À propos de cette décision, M. Trump a déclaré : "Je pense que la nouvelle législation autorisant les investissements étrangers en Arabie saoudite va permettre à des milliards de dollars d'affluer sur le marché.

"Il est évident que l'ouverture des marchés boursiers eux-mêmes à de nouveaux investissements étrangers va entraîner l'arrivée de milliards de dollars supplémentaires sur le marché. Je pense que cela va aider le commerce, le tourisme et bien d'autres choses encore".

Selon M. Trump, l'environnement d'investissement en Arabie saoudite s'améliore au fil du temps, et de grandes marques du monde entier entrent sur le marché du Royaume pour en exploiter le potentiel.

Dans le cadre du programme de diversification économique Vision 2030, l'Arabie saoudite vise à attirer 100 milliards de dollars d'investissements directs étrangers par an.

"Chaque jour, l'environnement d'investissement s'améliore. Les plus grandes marques du monde viennent s'y installer. Toutes ces marques font énormément de bruit", a ajouté M. Trump.

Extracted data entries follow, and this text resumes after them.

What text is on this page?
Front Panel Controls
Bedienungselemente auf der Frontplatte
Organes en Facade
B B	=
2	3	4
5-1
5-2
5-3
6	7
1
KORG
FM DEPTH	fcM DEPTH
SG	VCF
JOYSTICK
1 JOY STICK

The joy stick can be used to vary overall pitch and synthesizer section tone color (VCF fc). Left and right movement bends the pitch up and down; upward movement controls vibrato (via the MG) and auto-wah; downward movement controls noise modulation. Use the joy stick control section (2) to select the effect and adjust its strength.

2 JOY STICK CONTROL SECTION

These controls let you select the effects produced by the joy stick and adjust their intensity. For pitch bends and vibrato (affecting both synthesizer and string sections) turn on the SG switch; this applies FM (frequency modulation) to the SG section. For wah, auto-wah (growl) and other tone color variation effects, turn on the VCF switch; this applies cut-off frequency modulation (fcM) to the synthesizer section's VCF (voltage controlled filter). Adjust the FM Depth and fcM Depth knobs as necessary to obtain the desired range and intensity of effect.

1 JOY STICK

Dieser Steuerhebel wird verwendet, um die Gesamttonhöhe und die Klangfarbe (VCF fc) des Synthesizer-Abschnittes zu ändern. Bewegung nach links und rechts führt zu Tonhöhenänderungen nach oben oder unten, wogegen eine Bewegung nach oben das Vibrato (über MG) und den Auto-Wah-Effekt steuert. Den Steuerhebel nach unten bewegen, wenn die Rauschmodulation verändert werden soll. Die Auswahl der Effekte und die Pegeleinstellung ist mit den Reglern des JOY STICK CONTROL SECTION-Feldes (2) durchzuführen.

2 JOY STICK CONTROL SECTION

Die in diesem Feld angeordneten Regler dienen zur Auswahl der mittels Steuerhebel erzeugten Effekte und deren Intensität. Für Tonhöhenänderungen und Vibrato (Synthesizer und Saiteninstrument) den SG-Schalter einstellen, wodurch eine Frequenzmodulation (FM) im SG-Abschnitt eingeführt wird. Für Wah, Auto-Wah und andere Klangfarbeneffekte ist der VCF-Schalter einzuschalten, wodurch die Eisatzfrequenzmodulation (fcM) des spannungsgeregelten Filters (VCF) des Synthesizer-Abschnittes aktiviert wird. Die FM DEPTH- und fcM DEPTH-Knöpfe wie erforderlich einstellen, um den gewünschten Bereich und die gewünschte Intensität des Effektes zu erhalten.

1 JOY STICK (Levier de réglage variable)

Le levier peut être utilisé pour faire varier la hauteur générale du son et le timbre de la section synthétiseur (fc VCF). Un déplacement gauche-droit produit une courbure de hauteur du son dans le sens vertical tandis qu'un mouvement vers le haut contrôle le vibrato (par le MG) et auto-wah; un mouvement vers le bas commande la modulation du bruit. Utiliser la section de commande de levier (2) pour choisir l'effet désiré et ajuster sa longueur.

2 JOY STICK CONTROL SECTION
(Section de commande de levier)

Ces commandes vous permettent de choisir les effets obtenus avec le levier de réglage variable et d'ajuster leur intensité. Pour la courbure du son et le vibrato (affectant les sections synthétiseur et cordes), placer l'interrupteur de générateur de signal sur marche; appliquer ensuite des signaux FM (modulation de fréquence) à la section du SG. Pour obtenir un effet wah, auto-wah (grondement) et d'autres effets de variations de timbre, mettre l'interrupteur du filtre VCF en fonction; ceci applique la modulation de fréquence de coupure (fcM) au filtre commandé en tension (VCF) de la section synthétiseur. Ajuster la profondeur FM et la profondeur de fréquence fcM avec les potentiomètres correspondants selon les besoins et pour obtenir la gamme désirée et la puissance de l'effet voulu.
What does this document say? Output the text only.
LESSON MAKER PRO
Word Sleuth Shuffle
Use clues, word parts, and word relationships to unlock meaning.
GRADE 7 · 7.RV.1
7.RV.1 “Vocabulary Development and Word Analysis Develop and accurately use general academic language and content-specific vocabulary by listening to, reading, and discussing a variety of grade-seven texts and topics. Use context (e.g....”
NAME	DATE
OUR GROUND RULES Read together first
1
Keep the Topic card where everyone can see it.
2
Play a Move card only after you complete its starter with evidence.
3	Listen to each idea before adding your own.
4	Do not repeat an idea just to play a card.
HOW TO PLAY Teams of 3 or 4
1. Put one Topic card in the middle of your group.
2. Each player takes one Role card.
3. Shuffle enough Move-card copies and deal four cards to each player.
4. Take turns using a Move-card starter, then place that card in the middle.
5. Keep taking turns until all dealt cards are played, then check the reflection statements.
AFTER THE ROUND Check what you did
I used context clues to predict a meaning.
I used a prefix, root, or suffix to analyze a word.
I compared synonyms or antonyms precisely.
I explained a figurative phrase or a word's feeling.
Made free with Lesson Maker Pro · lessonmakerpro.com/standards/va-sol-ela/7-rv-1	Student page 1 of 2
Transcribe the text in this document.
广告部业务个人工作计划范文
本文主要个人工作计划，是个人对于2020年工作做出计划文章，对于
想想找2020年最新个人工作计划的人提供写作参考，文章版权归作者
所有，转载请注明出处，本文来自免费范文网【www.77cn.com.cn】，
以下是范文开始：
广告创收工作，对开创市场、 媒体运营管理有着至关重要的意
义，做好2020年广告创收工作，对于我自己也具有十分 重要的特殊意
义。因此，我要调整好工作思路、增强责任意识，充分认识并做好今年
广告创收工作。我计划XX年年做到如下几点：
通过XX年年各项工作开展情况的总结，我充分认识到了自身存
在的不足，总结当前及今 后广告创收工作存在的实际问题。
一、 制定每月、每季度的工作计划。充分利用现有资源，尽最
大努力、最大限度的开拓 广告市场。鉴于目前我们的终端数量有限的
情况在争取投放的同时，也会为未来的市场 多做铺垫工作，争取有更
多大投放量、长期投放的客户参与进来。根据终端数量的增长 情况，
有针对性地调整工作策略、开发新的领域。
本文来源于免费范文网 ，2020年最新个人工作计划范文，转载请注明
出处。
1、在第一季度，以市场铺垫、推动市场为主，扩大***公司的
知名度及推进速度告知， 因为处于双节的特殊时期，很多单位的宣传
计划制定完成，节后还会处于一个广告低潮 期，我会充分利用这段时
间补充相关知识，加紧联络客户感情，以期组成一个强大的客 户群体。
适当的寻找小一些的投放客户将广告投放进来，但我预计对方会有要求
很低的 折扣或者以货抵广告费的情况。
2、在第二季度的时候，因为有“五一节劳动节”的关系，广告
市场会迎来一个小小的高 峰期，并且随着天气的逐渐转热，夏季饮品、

Un rapport publié par l'Autorité générale des statistiques d'Arabie saoudite en décembre a révélé que les entrées nettes d'investissements directs étrangers ont atteint 24,9 milliards de SR (6,64 milliards de dollars) au troisième trimestre 2025, ce qui représente une augmentation de 34,5 % par rapport à la même période de l'année précédente.

M. Trump a fait ces commentaires alors que le promoteur immobilier saoudien Dar Global a annoncé qu'il lancerait deux projets de luxe portant la marque Trump à Riyad et à Djeddah, d'une valeur totale de 10 milliards de dollars.

Ces projets comprennent le Trump National Golf Course et le Trump International Hotel dans le quartier de Diriyah à Riyad.

Commentant l'attrait de l'Arabie saoudite, M. Trump a déclaré : "La vision de la ville, la vision de ce qui se passe à Riyad, en particulier à Diriyah, est incroyable. Je n'ai jamais rien vu de tel dans ma vie".

Il a ensuite ajouté : "La vision de ce que sera le nouveau Riyad, et la vision de l'ensemble de l'Arabie saoudite qui continue à s'ouvrir - vous voyez toutes ces grandes réformes financières, qui devraient rendre inévitable l'augmentation des investissements en Arabie saoudite. C'est incroyablement excitant.

M. Trump a poursuivi en déclarant que "les meilleurs jours pour l'Arabie saoudite sont à venir", ajoutant : "Même depuis six ou sept ans que je viens dans le pays, ce qui a été construit, ce qui a été fait, est incroyable. Et je pense que le pays devrait être incroyablement fier de lui-même".